The latest joint exercise was the third since April.

"This mission is a demonstration ... that we have the ability to operate from numerous locations across the globe, even during the global pandemic," Gen. Tim Ray, commander of the Air Force Global Strike Command, said after a drill in late April during which a B-1 flew to Japan from the contiguous U.S. and teamed with Japanese fighter jets.

The allies also seek to hold the Rim of the Pacific international maritime warfare exercise hosted biennially by the U.S. Navy, despite concerns that the event will be canceled due to the coronavirus. Plans call for holding RIMPAC in August at a smaller scale and shorter duration that usual.

"This will contribute to the realization of a free and open Indo-Pacific," said Adm. Hiroshi Yamamura, chief of staff of Japan's Maritime Self-Defense Force.

The aircraft carrier USS Theodore Roosevelt departed the South China Sea region weeks ago due to a coronavirus outbreak aboard ship, and infections have occurred on other American naval vessels. Chinese maritime operations have continued even after the virus spread, fueling concern in the U.S. and Japan about East Asian security.

China claims almost the entire South China Sea as territorial waters, from its coastline out to the "nine-dash line" demarcated by Beijing. This has enormous international implications because of the oil, natural gas and merchant trade in the region, according to retired U.S. Navy Adm. James Stavridis. China steadfastly maintains its claims despite losing an international arbitration case and facing resistance from littoral nations -- notably Vietnam and the Philippines, he added.

In the East China Sea, official Chinese vessels sailed in Japan's contiguous zone around the Senkaku Islands -- administered by Tokyo and claimed by Beijing -- 289 times during the January-March period, up 60% on the year, the Japan Coast Guard has said.
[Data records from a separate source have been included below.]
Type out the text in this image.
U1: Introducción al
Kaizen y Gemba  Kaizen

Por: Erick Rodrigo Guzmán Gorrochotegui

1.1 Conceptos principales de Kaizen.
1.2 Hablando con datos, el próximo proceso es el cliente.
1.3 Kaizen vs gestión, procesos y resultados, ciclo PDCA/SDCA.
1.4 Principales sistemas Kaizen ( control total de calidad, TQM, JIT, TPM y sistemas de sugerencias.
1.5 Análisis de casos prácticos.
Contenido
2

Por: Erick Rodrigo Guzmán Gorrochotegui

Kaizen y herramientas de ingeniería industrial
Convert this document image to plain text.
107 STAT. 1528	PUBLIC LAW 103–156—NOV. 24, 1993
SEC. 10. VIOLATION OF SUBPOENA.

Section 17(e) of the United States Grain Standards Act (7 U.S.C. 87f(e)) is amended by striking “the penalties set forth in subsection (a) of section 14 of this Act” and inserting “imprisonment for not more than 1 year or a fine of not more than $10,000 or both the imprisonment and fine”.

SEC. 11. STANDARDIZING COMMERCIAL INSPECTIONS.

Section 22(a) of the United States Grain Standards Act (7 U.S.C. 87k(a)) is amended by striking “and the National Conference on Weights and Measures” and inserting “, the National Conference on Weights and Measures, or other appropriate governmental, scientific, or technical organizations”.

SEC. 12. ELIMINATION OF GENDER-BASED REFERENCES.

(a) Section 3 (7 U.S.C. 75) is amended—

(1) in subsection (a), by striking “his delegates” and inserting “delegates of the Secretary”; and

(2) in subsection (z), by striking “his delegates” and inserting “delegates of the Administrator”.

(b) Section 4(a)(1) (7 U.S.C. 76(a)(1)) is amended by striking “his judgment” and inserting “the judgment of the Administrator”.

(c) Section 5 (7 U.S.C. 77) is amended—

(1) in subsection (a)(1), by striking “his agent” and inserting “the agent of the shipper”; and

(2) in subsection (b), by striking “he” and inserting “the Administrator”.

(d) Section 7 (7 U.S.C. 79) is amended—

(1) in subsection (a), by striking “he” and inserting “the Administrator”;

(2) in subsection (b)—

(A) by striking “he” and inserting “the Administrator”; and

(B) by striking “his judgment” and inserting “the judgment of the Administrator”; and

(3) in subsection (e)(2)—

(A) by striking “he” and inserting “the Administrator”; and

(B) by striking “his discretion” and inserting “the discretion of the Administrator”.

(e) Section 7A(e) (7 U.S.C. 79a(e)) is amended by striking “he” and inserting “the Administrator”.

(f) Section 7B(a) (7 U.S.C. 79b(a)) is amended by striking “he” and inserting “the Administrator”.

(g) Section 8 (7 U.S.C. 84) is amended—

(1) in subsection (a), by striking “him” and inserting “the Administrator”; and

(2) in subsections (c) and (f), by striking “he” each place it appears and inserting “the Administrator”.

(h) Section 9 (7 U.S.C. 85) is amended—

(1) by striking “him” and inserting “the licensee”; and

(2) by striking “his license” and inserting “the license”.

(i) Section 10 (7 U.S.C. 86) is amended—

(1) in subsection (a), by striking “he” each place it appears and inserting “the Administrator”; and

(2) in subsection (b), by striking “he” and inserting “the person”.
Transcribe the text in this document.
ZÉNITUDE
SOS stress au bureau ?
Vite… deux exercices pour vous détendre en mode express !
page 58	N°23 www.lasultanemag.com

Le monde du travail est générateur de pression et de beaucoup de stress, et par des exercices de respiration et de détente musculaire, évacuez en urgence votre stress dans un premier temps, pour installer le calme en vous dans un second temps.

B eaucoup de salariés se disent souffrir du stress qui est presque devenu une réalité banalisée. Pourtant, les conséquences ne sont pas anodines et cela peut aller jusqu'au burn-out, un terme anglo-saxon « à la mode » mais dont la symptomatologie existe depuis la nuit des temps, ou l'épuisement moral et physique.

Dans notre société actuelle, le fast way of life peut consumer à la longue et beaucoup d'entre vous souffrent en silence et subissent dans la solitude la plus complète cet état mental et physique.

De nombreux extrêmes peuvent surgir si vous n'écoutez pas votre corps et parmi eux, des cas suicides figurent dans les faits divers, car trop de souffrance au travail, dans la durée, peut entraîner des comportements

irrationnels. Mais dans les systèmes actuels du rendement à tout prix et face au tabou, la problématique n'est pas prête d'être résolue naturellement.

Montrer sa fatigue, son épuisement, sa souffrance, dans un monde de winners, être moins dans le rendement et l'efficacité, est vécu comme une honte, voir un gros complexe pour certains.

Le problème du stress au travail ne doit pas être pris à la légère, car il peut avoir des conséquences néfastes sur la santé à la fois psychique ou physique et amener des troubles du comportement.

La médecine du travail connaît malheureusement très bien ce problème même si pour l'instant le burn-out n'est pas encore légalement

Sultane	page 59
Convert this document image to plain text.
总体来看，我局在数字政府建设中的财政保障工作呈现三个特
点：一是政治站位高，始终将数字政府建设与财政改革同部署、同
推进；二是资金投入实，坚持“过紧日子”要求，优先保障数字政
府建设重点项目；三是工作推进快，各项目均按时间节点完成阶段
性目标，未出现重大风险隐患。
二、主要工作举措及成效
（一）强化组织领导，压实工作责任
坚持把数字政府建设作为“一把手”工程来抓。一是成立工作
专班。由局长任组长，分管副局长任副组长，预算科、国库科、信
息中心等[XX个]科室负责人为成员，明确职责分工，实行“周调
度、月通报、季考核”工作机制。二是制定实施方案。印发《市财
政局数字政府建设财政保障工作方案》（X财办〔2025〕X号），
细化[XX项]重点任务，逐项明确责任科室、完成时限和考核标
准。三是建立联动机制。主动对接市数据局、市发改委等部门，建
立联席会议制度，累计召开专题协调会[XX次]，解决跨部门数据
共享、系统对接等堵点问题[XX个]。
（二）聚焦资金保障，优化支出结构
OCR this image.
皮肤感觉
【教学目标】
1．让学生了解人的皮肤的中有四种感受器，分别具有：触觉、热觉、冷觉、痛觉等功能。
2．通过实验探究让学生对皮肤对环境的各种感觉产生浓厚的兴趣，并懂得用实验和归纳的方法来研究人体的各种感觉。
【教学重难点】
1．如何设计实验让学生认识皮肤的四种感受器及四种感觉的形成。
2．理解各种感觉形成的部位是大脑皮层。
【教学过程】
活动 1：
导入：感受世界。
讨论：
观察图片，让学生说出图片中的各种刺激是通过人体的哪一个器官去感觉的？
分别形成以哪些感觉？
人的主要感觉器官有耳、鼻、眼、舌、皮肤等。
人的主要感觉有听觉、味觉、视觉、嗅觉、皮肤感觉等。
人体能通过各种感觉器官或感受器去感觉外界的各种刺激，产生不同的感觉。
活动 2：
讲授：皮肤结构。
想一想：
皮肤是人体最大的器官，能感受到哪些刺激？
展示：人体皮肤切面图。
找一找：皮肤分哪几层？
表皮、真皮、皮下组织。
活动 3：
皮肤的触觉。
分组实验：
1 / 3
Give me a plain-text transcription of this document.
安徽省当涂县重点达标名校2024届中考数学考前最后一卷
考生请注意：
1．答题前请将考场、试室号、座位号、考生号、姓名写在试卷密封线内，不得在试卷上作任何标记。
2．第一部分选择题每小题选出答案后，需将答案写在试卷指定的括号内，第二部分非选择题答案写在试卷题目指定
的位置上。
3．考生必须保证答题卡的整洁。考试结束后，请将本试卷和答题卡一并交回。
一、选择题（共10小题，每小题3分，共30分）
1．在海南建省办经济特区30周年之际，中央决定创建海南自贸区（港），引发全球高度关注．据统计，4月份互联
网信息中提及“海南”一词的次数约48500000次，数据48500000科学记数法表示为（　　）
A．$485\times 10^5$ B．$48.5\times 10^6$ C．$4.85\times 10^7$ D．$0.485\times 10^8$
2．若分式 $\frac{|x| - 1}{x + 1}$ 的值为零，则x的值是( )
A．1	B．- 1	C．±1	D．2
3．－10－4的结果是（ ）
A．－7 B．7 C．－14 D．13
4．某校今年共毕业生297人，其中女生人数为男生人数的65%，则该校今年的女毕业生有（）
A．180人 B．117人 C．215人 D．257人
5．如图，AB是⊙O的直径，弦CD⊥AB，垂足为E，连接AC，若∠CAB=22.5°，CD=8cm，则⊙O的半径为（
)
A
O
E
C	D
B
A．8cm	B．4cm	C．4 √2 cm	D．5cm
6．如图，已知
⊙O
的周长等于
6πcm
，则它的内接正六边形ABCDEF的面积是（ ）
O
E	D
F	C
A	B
And in April, six Chinese ships including the aircraft carrier Liaoning sailed through waters between Okinawa's main island and Miyako Island -- and returned by the same route -- for the first time.

Japanese Defense Minister Taro Kono talked separately by phone and videoconference with 12 foreign counterparts in April and May, including those from the Group of Seven nations and countries bordering Japan's sea lanes.

"Japan is strongly opposed to attempts to unilaterally change the status quo with force," Kono told his counterparts, referring to China without naming it.